Ada pula yang memilih tempat peristirahatan di desa. Kembali ke kampung halaman, menjenguk sanak-saudara, kerabat dan sahabat yang lama ditinggalkan. Lama tinggal di kota dengan kesibukan tugas, berkeluarga di sana dan memilih untuk menetap di kota. Anak-anak lahir di kota dengan menggunakan bahasa ibu yang khas masyarakat perkotaan. Ketika hari libur tiba lantas berkunjung ke kampung halaman, para tetua berbahasa ibu yang berbeda dengan bahasa ibu yang diketahui anak-anak. Mereka bingung, ayah mereka dengan mudah bercakap-cakap dan bercanda dengan orang-orang yang ditemui. Anak-anak di kampung berdiri di kejauhan bertelanjang dada. Melihat mereka seperti itu, anak-anak kota terkejut. Kotor dan jorok. Kira-kira demikian anak-anak kota membatin.

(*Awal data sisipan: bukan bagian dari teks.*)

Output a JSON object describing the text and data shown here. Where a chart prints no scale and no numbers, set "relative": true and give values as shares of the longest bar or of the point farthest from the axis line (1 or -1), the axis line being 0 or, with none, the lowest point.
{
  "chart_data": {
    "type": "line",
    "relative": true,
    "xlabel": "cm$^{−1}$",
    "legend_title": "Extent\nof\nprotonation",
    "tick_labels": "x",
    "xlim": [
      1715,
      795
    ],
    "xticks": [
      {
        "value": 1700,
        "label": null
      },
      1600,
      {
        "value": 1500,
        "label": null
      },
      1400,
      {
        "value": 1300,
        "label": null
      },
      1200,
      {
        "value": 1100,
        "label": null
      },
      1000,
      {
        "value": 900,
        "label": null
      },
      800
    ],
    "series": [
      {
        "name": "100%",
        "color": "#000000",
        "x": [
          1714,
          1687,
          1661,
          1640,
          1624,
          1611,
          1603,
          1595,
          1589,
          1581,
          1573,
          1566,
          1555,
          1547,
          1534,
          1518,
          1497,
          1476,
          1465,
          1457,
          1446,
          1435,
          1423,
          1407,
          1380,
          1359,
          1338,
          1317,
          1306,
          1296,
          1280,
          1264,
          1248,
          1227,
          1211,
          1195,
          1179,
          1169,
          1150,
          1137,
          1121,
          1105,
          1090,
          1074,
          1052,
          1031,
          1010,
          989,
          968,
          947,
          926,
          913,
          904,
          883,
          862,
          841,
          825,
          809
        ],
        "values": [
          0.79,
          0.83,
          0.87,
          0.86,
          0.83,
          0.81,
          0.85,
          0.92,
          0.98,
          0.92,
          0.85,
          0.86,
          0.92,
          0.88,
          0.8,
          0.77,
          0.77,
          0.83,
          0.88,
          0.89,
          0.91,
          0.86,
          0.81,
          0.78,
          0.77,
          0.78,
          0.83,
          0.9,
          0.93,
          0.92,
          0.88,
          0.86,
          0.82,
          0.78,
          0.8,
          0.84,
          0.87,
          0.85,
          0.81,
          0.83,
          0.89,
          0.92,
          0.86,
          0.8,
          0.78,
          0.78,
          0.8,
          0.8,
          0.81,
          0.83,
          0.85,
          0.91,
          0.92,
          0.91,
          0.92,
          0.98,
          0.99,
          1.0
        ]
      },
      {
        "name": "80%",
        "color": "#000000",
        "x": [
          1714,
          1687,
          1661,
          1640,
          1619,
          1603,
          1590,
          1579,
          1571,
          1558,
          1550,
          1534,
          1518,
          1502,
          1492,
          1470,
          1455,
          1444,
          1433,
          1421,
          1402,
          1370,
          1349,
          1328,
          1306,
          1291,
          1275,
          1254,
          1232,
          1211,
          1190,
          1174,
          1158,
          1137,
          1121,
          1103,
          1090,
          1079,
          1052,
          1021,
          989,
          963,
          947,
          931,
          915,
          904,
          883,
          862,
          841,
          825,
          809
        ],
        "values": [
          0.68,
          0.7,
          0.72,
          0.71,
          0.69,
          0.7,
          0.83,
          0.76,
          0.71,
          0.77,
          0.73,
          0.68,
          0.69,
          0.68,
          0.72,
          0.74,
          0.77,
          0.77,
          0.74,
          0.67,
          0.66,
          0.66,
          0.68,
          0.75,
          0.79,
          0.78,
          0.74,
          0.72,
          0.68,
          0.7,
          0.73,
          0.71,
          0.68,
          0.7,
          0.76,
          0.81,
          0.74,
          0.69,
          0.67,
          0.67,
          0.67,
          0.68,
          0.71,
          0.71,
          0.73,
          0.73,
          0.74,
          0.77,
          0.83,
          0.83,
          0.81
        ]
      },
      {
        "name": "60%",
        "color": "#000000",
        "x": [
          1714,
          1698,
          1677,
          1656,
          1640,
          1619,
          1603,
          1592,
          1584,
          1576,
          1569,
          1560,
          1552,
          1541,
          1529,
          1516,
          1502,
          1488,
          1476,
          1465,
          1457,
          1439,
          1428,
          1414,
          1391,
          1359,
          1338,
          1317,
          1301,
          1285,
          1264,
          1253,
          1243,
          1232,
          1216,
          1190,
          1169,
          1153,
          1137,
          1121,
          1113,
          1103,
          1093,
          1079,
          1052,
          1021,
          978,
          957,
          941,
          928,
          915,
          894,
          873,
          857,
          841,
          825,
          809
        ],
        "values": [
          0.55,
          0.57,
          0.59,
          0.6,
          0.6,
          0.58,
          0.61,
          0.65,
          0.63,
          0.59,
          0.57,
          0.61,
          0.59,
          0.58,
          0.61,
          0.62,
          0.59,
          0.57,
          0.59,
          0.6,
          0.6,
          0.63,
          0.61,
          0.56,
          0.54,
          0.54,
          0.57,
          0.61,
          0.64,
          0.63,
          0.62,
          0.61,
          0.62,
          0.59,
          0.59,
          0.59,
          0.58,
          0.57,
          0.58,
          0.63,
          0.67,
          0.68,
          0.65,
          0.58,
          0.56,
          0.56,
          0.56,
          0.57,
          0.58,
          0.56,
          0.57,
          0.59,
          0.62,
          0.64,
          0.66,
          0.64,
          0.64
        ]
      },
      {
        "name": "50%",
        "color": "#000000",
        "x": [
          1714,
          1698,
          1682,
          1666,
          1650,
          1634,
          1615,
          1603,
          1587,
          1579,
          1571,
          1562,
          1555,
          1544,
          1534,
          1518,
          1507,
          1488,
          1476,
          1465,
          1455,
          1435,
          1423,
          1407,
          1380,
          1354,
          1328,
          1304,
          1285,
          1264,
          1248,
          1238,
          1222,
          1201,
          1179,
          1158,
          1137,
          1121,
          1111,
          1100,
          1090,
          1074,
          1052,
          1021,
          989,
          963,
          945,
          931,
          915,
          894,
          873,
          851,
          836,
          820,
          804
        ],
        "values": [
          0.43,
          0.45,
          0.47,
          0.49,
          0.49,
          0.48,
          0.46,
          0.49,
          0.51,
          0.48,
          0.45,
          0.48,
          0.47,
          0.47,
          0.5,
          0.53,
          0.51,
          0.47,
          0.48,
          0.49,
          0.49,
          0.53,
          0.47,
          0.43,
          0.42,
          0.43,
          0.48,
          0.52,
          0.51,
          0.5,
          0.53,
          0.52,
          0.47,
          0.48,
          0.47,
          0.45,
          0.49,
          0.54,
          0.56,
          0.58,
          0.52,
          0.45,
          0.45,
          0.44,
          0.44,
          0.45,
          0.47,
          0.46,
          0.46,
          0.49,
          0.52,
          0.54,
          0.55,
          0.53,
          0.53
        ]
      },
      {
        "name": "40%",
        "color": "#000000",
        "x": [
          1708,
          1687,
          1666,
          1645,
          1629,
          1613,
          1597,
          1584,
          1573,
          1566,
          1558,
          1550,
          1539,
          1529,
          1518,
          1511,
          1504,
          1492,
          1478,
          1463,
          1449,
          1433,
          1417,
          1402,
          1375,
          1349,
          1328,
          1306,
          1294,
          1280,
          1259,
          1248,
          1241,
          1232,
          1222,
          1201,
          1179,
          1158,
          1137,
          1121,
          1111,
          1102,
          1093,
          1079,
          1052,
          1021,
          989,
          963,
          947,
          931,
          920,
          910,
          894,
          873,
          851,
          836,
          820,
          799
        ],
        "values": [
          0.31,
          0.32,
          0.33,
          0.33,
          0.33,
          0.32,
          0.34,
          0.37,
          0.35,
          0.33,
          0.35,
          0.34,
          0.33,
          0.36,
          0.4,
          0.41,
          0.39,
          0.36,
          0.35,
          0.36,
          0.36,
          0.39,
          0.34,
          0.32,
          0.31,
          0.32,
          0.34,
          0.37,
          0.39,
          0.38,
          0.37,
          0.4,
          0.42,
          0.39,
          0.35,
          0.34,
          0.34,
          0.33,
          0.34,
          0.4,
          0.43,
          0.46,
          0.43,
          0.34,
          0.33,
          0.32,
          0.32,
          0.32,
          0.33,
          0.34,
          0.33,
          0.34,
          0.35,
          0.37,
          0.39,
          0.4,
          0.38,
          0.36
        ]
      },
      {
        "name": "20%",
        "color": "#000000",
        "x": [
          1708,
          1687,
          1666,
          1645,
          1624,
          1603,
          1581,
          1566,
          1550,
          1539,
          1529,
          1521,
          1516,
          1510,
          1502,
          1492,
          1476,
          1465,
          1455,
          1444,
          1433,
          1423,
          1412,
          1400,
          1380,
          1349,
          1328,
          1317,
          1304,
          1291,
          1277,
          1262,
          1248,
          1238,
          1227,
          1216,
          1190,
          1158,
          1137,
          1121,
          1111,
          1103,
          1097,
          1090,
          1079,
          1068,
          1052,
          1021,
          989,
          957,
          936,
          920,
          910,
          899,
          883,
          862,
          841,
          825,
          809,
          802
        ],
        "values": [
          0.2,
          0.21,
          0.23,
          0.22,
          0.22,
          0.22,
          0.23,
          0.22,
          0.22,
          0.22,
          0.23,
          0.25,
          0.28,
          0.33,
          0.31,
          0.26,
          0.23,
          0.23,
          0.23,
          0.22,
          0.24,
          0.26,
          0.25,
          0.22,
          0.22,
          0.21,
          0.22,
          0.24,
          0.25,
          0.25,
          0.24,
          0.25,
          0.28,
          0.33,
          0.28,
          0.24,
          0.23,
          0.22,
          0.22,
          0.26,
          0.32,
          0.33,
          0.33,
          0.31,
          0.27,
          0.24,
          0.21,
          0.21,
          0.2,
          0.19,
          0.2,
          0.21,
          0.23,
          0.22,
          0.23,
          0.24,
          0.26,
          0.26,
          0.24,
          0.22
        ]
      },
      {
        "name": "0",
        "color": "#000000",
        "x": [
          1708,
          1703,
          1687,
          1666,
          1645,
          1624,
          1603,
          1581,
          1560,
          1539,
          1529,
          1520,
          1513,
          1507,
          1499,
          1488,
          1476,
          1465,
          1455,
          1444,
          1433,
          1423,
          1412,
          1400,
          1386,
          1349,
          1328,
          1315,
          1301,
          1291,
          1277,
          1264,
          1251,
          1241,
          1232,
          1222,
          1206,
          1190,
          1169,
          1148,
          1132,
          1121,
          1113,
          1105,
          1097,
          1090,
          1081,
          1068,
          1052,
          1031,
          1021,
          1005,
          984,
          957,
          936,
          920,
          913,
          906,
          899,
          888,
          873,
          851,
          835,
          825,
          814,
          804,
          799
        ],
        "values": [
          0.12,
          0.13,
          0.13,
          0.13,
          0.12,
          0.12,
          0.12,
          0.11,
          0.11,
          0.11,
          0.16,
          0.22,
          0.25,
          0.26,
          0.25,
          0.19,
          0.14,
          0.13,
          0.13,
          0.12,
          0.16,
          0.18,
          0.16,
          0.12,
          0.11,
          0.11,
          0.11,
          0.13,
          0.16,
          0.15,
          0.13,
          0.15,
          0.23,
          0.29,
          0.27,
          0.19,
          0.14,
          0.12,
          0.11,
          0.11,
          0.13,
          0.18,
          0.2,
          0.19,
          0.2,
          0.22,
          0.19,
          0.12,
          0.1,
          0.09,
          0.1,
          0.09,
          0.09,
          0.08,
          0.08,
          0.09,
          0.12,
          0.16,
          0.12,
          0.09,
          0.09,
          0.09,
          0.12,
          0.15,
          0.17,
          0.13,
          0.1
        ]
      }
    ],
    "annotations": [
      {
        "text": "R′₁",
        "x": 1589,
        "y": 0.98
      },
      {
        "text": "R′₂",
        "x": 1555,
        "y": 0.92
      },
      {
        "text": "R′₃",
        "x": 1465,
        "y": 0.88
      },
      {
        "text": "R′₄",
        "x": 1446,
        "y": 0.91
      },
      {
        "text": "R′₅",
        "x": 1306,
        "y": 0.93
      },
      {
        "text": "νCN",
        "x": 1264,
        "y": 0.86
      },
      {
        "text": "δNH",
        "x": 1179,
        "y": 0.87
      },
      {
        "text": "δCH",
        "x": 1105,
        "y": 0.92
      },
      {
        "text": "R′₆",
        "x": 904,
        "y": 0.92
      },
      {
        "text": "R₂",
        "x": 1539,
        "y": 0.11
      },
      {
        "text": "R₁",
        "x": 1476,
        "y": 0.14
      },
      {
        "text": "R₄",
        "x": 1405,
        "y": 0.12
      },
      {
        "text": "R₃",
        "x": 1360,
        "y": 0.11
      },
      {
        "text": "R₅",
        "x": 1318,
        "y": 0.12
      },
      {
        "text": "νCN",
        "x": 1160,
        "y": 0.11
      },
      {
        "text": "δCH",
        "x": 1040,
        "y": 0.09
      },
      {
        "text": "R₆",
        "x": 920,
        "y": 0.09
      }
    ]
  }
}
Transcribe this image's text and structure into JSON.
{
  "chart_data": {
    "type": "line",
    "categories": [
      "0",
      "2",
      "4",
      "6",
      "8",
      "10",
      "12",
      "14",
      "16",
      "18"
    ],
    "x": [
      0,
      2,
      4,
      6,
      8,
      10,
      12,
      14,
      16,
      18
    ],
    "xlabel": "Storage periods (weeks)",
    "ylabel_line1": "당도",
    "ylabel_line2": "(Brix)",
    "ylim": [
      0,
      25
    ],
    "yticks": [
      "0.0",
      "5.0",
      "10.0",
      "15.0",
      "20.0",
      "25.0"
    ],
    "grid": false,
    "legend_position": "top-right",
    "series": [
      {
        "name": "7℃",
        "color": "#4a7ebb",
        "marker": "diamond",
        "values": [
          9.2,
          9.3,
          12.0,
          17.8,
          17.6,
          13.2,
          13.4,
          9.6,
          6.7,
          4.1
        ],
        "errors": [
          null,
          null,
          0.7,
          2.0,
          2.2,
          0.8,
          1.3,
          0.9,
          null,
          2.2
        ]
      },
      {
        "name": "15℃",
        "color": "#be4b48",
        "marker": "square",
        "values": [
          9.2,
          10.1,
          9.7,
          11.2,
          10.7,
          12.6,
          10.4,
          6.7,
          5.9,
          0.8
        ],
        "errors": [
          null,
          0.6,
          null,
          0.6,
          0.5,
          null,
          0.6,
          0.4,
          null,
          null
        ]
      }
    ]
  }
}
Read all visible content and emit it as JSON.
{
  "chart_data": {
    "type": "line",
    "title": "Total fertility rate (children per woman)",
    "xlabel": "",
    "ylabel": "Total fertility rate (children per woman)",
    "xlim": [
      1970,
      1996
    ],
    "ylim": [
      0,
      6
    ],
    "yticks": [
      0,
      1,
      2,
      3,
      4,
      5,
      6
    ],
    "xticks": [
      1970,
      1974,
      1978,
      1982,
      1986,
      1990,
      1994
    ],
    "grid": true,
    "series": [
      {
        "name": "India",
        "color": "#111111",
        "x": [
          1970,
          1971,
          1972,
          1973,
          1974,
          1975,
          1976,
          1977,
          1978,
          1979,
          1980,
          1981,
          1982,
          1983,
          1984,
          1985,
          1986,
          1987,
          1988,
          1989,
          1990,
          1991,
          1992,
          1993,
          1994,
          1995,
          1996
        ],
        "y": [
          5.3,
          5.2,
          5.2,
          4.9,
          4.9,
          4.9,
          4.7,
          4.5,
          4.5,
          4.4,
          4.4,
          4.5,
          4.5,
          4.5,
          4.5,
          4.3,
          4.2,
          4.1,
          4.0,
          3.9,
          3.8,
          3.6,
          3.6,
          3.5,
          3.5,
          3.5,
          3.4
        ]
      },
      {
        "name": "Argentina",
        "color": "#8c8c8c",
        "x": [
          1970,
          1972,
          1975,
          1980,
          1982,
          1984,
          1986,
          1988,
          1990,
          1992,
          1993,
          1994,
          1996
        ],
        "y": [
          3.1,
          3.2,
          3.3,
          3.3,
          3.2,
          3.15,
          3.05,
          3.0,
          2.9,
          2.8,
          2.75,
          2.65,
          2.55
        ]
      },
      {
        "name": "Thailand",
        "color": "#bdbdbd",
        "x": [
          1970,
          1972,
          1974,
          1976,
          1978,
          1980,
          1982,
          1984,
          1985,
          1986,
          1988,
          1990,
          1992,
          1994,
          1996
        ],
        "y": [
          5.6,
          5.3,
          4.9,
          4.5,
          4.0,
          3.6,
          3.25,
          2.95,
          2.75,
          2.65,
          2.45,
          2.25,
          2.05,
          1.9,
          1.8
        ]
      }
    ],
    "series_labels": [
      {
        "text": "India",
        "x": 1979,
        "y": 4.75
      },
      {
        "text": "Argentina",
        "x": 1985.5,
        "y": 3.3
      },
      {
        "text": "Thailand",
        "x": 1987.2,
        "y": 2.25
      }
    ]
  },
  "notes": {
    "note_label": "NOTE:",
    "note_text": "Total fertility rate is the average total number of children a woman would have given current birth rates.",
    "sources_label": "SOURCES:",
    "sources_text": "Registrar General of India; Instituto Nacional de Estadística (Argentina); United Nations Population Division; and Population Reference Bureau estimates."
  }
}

Pemandangan desa yang asri demikian adanya, walau pada zaman ini sudah banyak desa telah tak lagi mengisolir diri. Mereka menerima perubahan yang terjadi secara perlahan. Evolusi budaya terjadi ketika isolasi masyarakat pedesaan dibuka. Kemurnian nilai yang hidup di dalam masyarakat pedesaan bergeser.
Ada pula yang memilih untuk berekreasi dengan pendekatan berkemah. Ya. Suatu pendekatan yang normal saja sebagai gaya hidup kaum muda perkotaan. Pilihan berkemah ke bukit tertentu dengan panorama alam yang indah di pagi dan sore hari. Suasana malam dengan api unggun menghangatkan badan sambil jemari menjentikkan senar guitar, bibir-bibir melantunkan lagu yang khas kaum muda.
Pada malam yang demikian itu, bila berbaring lalu mengarahkan pandangan ke langit, terlihat teramat sangat luasnya. Jejeran bintang di sana berkedip menjadikan suasana perkemahan menjadi semakin indah. Refleksi dan inspirasi dapat terjadi pada suasana yang demikian itu, hati dan emosi pun ditata agar menjadi stabil.
Akh...
Masih banyak pilihan tempat untuk berlibur. Bila masyarakat perkotaan memilih untuk berbalik ke kampung atau alam terbuka, dapat saja masyarakat pedesaan memilih ke kota. Di sana mereka akan mengagumi kemajuan masyarakat perkotaan. Pembangunan infrastruktur jalan, jembatan, gedung bertingkat, kendaraan bermotor yang lalu-lalang dan kesibukan di area perekonomian.
Masyarakat pedesaan yang sering ke kota mungkin saja akan menganggap hal-hal yang demikian itu sebagai sesuatu yang lumrah, biasa saja karena demikian adanya kota. Sementara yang datang pertama kalinya ke kota akan termangu.
Anda kemana dalam tiga hari berlibur?